La pila di cartelle era riposta sul tavolo della cucina come un'ultima tortura visiva dopo la massacrante giornata. A causa della presenza di quei cartellini colorati, per la prima volta nella mia vita mi scoprii incapace di cucinare. Maneggiare il cibo senza provare quell'inconfondibile scintilla di passione che per anni mi aveva guidata, era per me il peggiore dei tormenti. Tanto valeva rimuginare tutta la sera sull'Elezione.
Trovavo ingiusto obbligare qualcuno a partecipare a una competizione di quel calibro. Non che importasse a qualcuno cosa pensassi: era il governo a imporlo, non mi restava che ubbidire.
Afferrai la pila di responsi, sistemando in ordine i cartellini colorati. Più riflettevo, più la situazione diventava meno chiara. Nessuno era a conoscenza delle modalità impostate per lo svolgimento delle prove e, ancor peggio, a nessuno sembrava importare. Tutto si riduceva a pettegolezzi di quartiere. Tra quelle dicerie, però, ce n'era una su cui continuavo ad arrovellarmi: si vociferava che nella sede delle prove, le regole imposte dallo Stato non venissero applicate. Il solo pensiero mi parve assurdo. Quel territorio era uno dei punti più isolati di tutta Phērœs, un luogo normalmente inaccessibile a chiunque, abitato solo dalla forza militare dell'isola. Era situato in prossimità della barriera che proteggeva la Nazione dalle intemperie ambientali causate dalla Grande Guerra, una struttura eretta nei primi anni di governo dell'attuale Rappresentante maschile: Esodo Tremblay.

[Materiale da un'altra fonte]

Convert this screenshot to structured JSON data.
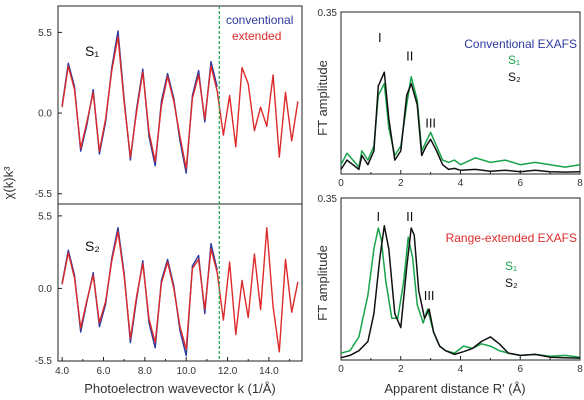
{
  "colors": {
    "conventional": "#2b3a9e",
    "extended": "#dd2a2a",
    "s1": "#19a34a",
    "s2": "#111111",
    "cutoff": "#19a34a"
  },
  "chart_data": [
    {
      "id": "kspace",
      "type": "line",
      "xlabel": "Photoelectron wavevector k (1/Å)",
      "ylabel": "χ(k)k³",
      "xlim": [
        3.8,
        15.6
      ],
      "xticks": [
        "4.0",
        "6.0",
        "8.0",
        "10.0",
        "12.0",
        "14.0"
      ],
      "cutoff_k": 11.6,
      "legend": [
        "conventional",
        "extended"
      ],
      "panels": [
        {
          "label": "S₁",
          "ylim": [
            -6.2,
            7.3
          ],
          "yticks": [
            "5.5",
            "0.0",
            "-5.5"
          ],
          "series": [
            {
              "name": "conventional",
              "x": [
                4.0,
                4.3,
                4.6,
                4.9,
                5.2,
                5.5,
                5.8,
                6.1,
                6.4,
                6.7,
                7.0,
                7.3,
                7.6,
                7.9,
                8.2,
                8.5,
                8.8,
                9.1,
                9.4,
                9.7,
                10.0,
                10.3,
                10.6,
                10.9,
                11.2,
                11.5
              ],
              "y": [
                0.5,
                3.4,
                1.8,
                -2.6,
                -0.8,
                1.6,
                -2.8,
                -0.6,
                3.1,
                5.6,
                0.9,
                -3.2,
                0.3,
                3.0,
                -1.6,
                -3.6,
                0.8,
                2.7,
                1.0,
                -1.9,
                -4.1,
                1.2,
                2.9,
                -0.6,
                3.5,
                1.8
              ]
            },
            {
              "name": "extended",
              "x": [
                4.0,
                4.3,
                4.6,
                4.9,
                5.2,
                5.5,
                5.8,
                6.1,
                6.4,
                6.7,
                7.0,
                7.3,
                7.6,
                7.9,
                8.2,
                8.5,
                8.8,
                9.1,
                9.4,
                9.7,
                10.0,
                10.3,
                10.6,
                10.9,
                11.2,
                11.5,
                11.8,
                12.1,
                12.4,
                12.7,
                13.0,
                13.3,
                13.6,
                13.9,
                14.2,
                14.5,
                14.8,
                15.1,
                15.4
              ],
              "y": [
                0.4,
                3.2,
                1.6,
                -2.4,
                -0.6,
                1.4,
                -2.6,
                -0.4,
                2.9,
                5.2,
                0.7,
                -3.0,
                0.1,
                2.8,
                -1.3,
                -3.3,
                0.5,
                2.5,
                0.8,
                -1.6,
                -3.8,
                1.0,
                2.6,
                -0.4,
                3.2,
                1.5,
                -1.5,
                1.2,
                -2.3,
                3.1,
                2.0,
                -1.2,
                0.4,
                -0.9,
                2.6,
                -3.0,
                1.4,
                -1.9,
                0.8
              ]
            }
          ]
        },
        {
          "label": "S₂",
          "ylim": [
            -5.5,
            6.4
          ],
          "yticks": [
            "5.5",
            "0.0",
            "-5.5"
          ],
          "series": [
            {
              "name": "conventional",
              "x": [
                4.0,
                4.3,
                4.6,
                4.9,
                5.2,
                5.5,
                5.8,
                6.1,
                6.4,
                6.7,
                7.0,
                7.3,
                7.6,
                7.9,
                8.2,
                8.5,
                8.8,
                9.1,
                9.4,
                9.7,
                10.0,
                10.3,
                10.6,
                10.9,
                11.2,
                11.5
              ],
              "y": [
                0.4,
                2.9,
                1.0,
                -3.3,
                -1.0,
                1.2,
                -2.9,
                -1.2,
                2.3,
                4.6,
                1.1,
                -4.1,
                -0.8,
                2.1,
                -2.6,
                -4.5,
                0.6,
                2.2,
                0.2,
                -3.2,
                -5.1,
                1.7,
                2.5,
                -1.9,
                3.4,
                1.4
              ]
            },
            {
              "name": "extended",
              "x": [
                4.0,
                4.3,
                4.6,
                4.9,
                5.2,
                5.5,
                5.8,
                6.1,
                6.4,
                6.7,
                7.0,
                7.3,
                7.6,
                7.9,
                8.2,
                8.5,
                8.8,
                9.1,
                9.4,
                9.7,
                10.0,
                10.3,
                10.6,
                10.9,
                11.2,
                11.5,
                11.8,
                12.1,
                12.4,
                12.7,
                13.0,
                13.3,
                13.6,
                13.9,
                14.2,
                14.5,
                14.8,
                15.1,
                15.4
              ],
              "y": [
                0.3,
                2.7,
                0.8,
                -3.0,
                -0.9,
                1.0,
                -2.6,
                -1.0,
                2.1,
                4.3,
                0.9,
                -3.8,
                -0.6,
                1.9,
                -2.3,
                -4.1,
                0.4,
                2.0,
                0.0,
                -2.9,
                -4.6,
                1.5,
                2.2,
                -1.6,
                3.0,
                1.2,
                -2.4,
                2.0,
                -3.5,
                0.6,
                -2.2,
                2.6,
                -1.6,
                4.6,
                -1.4,
                -4.8,
                2.2,
                -1.8,
                0.5
              ]
            }
          ]
        }
      ]
    },
    {
      "id": "ft",
      "type": "line",
      "xlabel": "Apparent distance R' (Å)",
      "ylabel": "FT amplitude",
      "xlim": [
        0,
        8
      ],
      "xticks": [
        "0",
        "2",
        "4",
        "6",
        "8"
      ],
      "panels": [
        {
          "title": "Conventional EXAFS",
          "ylim": [
            0,
            0.35
          ],
          "yticks": [
            "0.35"
          ],
          "legend": [
            "S₁",
            "S₂"
          ],
          "peak_labels": [
            {
              "text": "I",
              "x": 1.3,
              "y": 0.285
            },
            {
              "text": "II",
              "x": 2.3,
              "y": 0.245
            },
            {
              "text": "III",
              "x": 3.0,
              "y": 0.1
            }
          ],
          "series": [
            {
              "name": "S₁",
              "x": [
                0,
                0.2,
                0.4,
                0.6,
                0.7,
                0.9,
                1.1,
                1.25,
                1.45,
                1.6,
                1.8,
                2.0,
                2.2,
                2.35,
                2.55,
                2.7,
                2.85,
                3.0,
                3.2,
                3.4,
                3.6,
                3.8,
                4.0,
                4.5,
                5.0,
                5.5,
                6.0,
                6.5,
                7.0,
                7.5,
                8.0
              ],
              "y": [
                0.02,
                0.045,
                0.03,
                0.015,
                0.05,
                0.03,
                0.06,
                0.17,
                0.195,
                0.1,
                0.04,
                0.06,
                0.15,
                0.21,
                0.16,
                0.05,
                0.07,
                0.09,
                0.06,
                0.03,
                0.025,
                0.03,
                0.02,
                0.035,
                0.025,
                0.03,
                0.02,
                0.025,
                0.02,
                0.015,
                0.02
              ]
            },
            {
              "name": "S₂",
              "x": [
                0,
                0.2,
                0.4,
                0.6,
                0.7,
                0.9,
                1.1,
                1.25,
                1.45,
                1.6,
                1.8,
                2.0,
                2.2,
                2.35,
                2.55,
                2.7,
                2.85,
                3.0,
                3.2,
                3.4,
                3.6,
                3.8,
                4.0,
                4.5,
                5.0,
                5.5,
                6.0,
                6.5,
                7.0,
                7.5,
                8.0
              ],
              "y": [
                0.01,
                0.03,
                0.02,
                0.01,
                0.04,
                0.02,
                0.05,
                0.19,
                0.22,
                0.12,
                0.03,
                0.05,
                0.17,
                0.195,
                0.15,
                0.04,
                0.06,
                0.075,
                0.05,
                0.02,
                0.01,
                0.012,
                0.008,
                0.01,
                0.006,
                0.008,
                0.005,
                0.008,
                0.005,
                0.004,
                0.005
              ]
            }
          ]
        },
        {
          "title": "Range-extended EXAFS",
          "ylim": [
            0,
            0.35
          ],
          "yticks": [
            "0.35"
          ],
          "legend": [
            "S₁",
            "S₂"
          ],
          "peak_labels": [
            {
              "text": "I",
              "x": 1.25,
              "y": 0.3
            },
            {
              "text": "II",
              "x": 2.3,
              "y": 0.3
            },
            {
              "text": "III",
              "x": 2.95,
              "y": 0.13
            }
          ],
          "series": [
            {
              "name": "S₁",
              "x": [
                0,
                0.3,
                0.6,
                0.9,
                1.1,
                1.25,
                1.35,
                1.5,
                1.7,
                1.9,
                2.1,
                2.25,
                2.4,
                2.55,
                2.75,
                2.9,
                3.1,
                3.3,
                3.5,
                3.8,
                4.1,
                4.4,
                4.7,
                5.0,
                5.3,
                5.6,
                6.0,
                6.5,
                7.0,
                7.5,
                8.0
              ],
              "y": [
                0.015,
                0.02,
                0.05,
                0.14,
                0.24,
                0.285,
                0.26,
                0.17,
                0.09,
                0.09,
                0.17,
                0.265,
                0.22,
                0.12,
                0.08,
                0.11,
                0.06,
                0.03,
                0.02,
                0.015,
                0.03,
                0.025,
                0.035,
                0.03,
                0.02,
                0.015,
                0.01,
                0.012,
                0.008,
                0.01,
                0.006
              ]
            },
            {
              "name": "S₂",
              "x": [
                0,
                0.3,
                0.6,
                0.9,
                1.1,
                1.3,
                1.45,
                1.6,
                1.8,
                2.0,
                2.2,
                2.35,
                2.45,
                2.6,
                2.8,
                2.95,
                3.1,
                3.3,
                3.5,
                3.8,
                4.1,
                4.4,
                4.7,
                5.0,
                5.3,
                5.6,
                6.0,
                6.5,
                7.0,
                7.5,
                8.0
              ],
              "y": [
                0.005,
                0.01,
                0.02,
                0.04,
                0.1,
                0.22,
                0.29,
                0.24,
                0.1,
                0.07,
                0.2,
                0.285,
                0.27,
                0.15,
                0.09,
                0.11,
                0.06,
                0.03,
                0.02,
                0.012,
                0.018,
                0.025,
                0.04,
                0.05,
                0.035,
                0.015,
                0.01,
                0.012,
                0.006,
                0.005,
                0.004
              ]
            }
          ]
        }
      ]
    }
  ]
}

Mi portai le mani al collo ancora indolenzito, gemendo per il dolore. Il trasmettitore pulsava sotto uno strato di pelle rigonfia. Preoccupata, sistemai alla bell'e meglio il ciarpame sparso sulla tavola e corsi a cercare uno specchio. Il collo era ricoperto da una macchia scura, in alcuni punti persino sanguinolente. Accantonai in un angolo della mia mente i dubbi riguardanti l'Elezione almeno fino al mattino seguente. Avevo altro di cui occuparmi: riuscire ad addormentarsi in quello stato sarebbe stata una vera impresa.